Pour les États-Unis, c’est la même chose. Leur position est toutefois particulière car, en fin de comptes, ce seront eux qui s’en tireront le moins mal de cette guerre : leur économie sera peu impactée voire boostée par des fournitures supplémentaires à l’étranger d’hydrocarbures et de gaz de schiste. La Russie, elle, risque d’être détruite pour des années par les sanctions imposées par Washington. Enfin, leur concurrent économique européen en sortira exsangue en raison du boomerang causé par les sanctions économiques qu’il a lui-même déclenché.

Une note d’optimisme : les responsables du renseignement américain (qui a retrouvé la confiance des Occidentaux) ont affirmé devant le Congrès que le Kremlin ne veut pas une confrontation avec les États-Unis mais la reconnaissance de sa zone d’influence sur les territoires de l’ex-URSS…
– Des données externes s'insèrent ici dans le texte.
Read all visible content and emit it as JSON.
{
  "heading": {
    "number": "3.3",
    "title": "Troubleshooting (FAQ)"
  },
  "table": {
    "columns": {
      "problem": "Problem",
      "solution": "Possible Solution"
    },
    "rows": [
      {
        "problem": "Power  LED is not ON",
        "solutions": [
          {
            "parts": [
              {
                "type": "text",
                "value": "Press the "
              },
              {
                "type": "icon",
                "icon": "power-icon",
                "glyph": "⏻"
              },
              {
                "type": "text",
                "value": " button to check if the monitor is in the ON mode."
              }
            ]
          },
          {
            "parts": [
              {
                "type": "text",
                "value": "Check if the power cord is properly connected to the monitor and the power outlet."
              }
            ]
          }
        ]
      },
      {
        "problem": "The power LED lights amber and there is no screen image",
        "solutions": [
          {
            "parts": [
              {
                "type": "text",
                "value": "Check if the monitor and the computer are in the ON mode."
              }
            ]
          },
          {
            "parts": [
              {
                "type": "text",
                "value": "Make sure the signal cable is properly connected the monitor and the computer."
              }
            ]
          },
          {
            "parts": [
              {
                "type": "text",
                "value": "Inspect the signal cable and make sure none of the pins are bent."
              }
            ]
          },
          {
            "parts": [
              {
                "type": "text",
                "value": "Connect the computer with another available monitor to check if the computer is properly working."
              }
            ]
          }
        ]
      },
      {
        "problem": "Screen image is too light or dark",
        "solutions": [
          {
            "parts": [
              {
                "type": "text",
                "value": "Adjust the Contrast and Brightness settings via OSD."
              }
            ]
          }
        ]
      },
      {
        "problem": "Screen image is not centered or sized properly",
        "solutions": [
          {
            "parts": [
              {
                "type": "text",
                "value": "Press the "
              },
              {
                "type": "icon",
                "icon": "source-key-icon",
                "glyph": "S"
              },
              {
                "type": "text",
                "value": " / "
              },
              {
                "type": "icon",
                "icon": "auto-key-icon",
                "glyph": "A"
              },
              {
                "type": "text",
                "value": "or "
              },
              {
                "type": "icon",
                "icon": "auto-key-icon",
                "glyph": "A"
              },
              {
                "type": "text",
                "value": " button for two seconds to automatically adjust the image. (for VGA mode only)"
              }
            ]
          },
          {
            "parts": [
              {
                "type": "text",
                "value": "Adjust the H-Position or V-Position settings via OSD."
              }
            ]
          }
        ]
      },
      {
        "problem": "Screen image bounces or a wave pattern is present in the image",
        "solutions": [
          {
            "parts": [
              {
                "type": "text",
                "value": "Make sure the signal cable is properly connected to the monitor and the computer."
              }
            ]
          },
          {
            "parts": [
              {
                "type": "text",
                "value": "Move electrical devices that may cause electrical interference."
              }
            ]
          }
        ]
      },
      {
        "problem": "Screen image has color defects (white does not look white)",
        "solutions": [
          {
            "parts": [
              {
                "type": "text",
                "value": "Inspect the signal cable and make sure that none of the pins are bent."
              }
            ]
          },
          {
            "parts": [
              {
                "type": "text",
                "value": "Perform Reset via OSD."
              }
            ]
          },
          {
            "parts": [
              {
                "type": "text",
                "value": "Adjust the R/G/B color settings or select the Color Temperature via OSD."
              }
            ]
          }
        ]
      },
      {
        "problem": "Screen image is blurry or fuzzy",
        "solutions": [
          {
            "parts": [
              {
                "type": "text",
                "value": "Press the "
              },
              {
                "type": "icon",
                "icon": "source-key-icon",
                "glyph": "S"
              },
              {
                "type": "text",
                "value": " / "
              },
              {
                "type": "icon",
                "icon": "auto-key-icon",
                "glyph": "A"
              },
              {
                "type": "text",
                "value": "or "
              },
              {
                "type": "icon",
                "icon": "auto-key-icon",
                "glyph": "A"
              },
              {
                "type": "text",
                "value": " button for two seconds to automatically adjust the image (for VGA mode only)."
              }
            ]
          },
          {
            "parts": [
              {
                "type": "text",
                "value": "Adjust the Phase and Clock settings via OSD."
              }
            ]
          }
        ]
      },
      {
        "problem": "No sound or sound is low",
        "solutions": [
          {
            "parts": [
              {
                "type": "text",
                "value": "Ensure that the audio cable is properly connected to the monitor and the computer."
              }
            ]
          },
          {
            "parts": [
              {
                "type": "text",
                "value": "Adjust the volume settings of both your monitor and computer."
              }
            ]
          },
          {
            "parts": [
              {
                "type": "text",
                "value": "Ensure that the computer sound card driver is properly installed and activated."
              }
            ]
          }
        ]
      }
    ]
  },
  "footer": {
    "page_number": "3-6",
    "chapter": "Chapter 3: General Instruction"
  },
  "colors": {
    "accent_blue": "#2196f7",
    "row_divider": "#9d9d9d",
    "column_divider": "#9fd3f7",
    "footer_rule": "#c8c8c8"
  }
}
Une fois cette guerre terminée, il sera alors temps pour Washington de se retourner contre la Chine à moins que Pékin ne décide de profiter de la situation pour récupérer Taiwan. Tous les observateurs s’accordent pour dire que Pékin n’en n’a pas aujourd’hui les moyens mais cela ne saurait durer (Taipei parle de 4 à 5 ans) et la fenêtre de tir est favorable aujourd’hui.

1. Pour la livraison d’armes, cela est différent. Lors de l’occupation russe de l’Afghanistan ; la résistance a reçu des armements occidentaux sans que Moscou ne réagisse. Ce qu’il ne faut pas, c’est que des armements (avions, missiles, etc.) soient mis en œuvre depuis l’autre côté de la frontière.
2. C’est également le cas si des appareils – même pilotés par des Ukrainiens – décollent d’un pays tiers pour venir mener des missions de combat sur le sol Ukrainien. La base d’où ils seraient partis serait justifiable d’une frappe sans doute classique.